Antes de o Brasil conhecer o poeta do povo, o cronista das favelas e o ícone do samba, Martinho da Vila vestia farda e respondia a ordens militares. Pouca gente sabe, mas o cantor, compositor e escritor — dono de uma das trajetórias mais respeitadas da música popular brasileira — foi militar do Exército antes de se dedicar integralmente à carreira artística. Essa passagem, embora pouco lembrada, teve papel importante em sua formação pessoal e no modo disciplinado e determinado com que construiu sua história no mundo do samba.
Nascido em 12 de fevereiro de 1938, em Duas Barras, interior do Rio de Janeiro, Martinho José Ferreira cresceu em uma família simples e foi criado em Vila Isabel, bairro que se tornaria não apenas seu lar, mas também sua marca artística. Na juventude, como tantos jovens brasileiros de sua época, buscou estabilidade e ingressou no Exército Brasileiro, onde permaneceu por alguns anos, chegando a servir como sargento.
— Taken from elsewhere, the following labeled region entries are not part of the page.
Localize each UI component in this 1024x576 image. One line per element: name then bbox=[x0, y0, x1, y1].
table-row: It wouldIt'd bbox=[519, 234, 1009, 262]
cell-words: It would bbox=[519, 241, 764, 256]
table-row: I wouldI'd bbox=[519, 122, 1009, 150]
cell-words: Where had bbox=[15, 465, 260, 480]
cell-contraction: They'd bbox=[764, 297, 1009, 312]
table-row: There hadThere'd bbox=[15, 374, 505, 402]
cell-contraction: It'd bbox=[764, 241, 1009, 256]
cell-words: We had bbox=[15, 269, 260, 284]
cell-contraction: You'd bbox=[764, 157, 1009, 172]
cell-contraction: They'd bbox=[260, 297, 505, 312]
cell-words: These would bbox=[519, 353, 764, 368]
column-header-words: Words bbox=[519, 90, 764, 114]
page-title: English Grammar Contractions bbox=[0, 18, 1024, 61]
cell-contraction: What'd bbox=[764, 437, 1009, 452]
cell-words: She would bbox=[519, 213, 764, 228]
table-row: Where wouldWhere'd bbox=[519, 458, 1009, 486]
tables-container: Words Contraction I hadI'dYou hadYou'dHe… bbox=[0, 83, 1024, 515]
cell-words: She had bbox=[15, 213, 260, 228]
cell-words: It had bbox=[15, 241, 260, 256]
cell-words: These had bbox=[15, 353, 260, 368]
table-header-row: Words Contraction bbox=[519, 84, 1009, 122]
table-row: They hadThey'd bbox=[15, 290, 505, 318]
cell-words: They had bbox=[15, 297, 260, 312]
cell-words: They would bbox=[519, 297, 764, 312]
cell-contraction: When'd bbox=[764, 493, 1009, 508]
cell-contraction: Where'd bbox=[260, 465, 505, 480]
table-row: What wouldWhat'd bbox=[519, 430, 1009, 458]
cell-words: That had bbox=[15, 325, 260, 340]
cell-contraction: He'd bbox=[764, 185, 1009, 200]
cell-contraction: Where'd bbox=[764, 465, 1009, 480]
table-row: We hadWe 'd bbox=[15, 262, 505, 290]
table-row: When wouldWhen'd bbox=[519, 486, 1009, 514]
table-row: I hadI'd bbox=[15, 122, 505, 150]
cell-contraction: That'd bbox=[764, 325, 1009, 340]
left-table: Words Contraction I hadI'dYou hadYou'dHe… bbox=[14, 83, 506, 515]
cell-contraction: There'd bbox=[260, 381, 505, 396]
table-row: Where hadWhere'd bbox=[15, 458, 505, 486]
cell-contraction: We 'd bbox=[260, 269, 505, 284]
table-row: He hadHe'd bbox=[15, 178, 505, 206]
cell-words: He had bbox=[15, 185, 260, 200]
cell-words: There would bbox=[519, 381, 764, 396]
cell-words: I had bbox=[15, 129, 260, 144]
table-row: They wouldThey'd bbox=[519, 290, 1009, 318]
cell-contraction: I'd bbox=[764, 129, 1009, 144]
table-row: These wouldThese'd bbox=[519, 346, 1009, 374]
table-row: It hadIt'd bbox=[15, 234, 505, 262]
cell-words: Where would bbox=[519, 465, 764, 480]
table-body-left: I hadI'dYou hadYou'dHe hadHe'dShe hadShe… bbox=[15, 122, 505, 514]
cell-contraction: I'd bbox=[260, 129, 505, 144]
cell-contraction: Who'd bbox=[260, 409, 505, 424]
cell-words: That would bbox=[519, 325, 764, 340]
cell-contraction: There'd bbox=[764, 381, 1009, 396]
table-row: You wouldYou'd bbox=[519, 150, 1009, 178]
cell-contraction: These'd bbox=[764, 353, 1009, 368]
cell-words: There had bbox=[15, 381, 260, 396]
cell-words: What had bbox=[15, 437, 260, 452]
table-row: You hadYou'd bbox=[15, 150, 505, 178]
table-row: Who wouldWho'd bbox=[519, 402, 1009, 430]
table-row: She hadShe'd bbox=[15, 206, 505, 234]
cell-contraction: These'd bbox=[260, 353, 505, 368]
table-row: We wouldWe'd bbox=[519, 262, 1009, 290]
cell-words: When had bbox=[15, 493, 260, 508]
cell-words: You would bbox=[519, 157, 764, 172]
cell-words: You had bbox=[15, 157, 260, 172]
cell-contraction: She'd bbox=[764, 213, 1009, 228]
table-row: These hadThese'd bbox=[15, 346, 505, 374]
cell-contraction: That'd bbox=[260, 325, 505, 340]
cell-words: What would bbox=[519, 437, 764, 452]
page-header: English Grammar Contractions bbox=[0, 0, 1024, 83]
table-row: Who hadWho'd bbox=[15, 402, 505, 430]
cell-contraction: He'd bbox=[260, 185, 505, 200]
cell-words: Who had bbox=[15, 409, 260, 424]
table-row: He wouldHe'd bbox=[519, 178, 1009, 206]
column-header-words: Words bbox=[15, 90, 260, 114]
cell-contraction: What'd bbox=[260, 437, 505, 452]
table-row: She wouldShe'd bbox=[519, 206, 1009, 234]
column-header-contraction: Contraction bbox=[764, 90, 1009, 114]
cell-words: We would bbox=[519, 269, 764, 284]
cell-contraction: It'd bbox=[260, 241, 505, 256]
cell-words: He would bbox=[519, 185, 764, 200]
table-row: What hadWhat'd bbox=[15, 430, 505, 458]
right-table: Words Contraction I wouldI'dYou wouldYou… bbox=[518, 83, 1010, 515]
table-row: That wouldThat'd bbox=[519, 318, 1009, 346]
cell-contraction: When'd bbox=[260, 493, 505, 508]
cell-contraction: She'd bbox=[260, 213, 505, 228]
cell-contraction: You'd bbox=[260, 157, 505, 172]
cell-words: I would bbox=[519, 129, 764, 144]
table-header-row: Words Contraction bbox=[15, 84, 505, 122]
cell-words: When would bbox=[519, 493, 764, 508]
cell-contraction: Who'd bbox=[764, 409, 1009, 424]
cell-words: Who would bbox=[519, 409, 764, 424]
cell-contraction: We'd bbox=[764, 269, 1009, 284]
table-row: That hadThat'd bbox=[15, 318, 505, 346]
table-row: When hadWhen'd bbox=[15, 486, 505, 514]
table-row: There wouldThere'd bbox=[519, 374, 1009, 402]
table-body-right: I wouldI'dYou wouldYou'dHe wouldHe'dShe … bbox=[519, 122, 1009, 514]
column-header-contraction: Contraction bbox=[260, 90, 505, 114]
Durante esse período, Martinho aprendeu lições que levaria para a vida: disciplina, comprometimento e respeito ao coletivo — valores que mais tarde aplicaria em sua trajetória musical e na convivência com as escolas de samba.
Apesar da rigidez da vida militar, a música já corria em suas veias. Martinho tocava em festas, participava de rodas de samba e compunha nas horas vagas. O samba era, para ele, mais do que lazer: era uma forma de expressão, uma necessidade vital. Aos poucos, o som dos tambores começou a falar mais alto do que o toque da corneta. Quando percebeu que a música o chamava de forma irresistível, Martinho deixou a farda e seguiu o caminho que o consagraria como um dos maiores artistas do país.

O talento que despontava nas rodas de samba de Vila Isabel logo chamou atenção. Em 1967, participou do histórico III Festival de Música Popular Brasileira, da TV Record, com a canção Menina Moça, e, no ano seguinte, alcançou o sucesso nacional com Casa de Bamba. A partir daí, o nome Martinho da Vila passou a ser sinônimo de samba autêntico, poesia e identidade brasileira. Seu primeiro disco, lançado em 1969, tornou-se um marco e abriu caminho para uma carreira sólida, repleta de clássicos como Canta, Canta, Minha Gente, Disritmia, O Pequeno Burguês, Ex-Amor e Mulheres.
Ainda que tenha deixado a carreira militar, Martinho nunca renegou suas origens. Em entrevistas, costuma afirmar que o período no Exército lhe ensinou a ter persistência e método — características que o ajudaram a trilhar uma carreira longa, coerente e respeitada. “A disciplina que aprendi lá me ajudou a organizar minha vida como artista”, disse certa vez. Essa mistura de rigor e sensibilidade talvez explique por que Martinho sempre foi um sambista de postura firme, mas de alma leve.
Com mais de 50 anos de carreira, Martinho da Vila se tornou muito mais do que um cantor: é um símbolo da cultura afro-brasileira, da resistência e da elegância do samba. Sua trajetória mostra que, antes do brilho dos palcos, houve luta, trabalho e superação — e que a música, muitas vezes, nasce justamente desses encontros improváveis entre mundos opostos, como o quartel e a batucada.
Hoje, ao olhar para trás, a história de Martinho revela um percurso raro: o de um homem que trocou a rigidez das armas pela liberdade dos versos, sem nunca perder o senso de responsabilidade com o que faz e com o país que canta. Do quartel à Vila Isabel, Martinho da Vila provou que a verdadeira farda que veste é a da cultura brasileira — feita de poesia, samba e humanidade.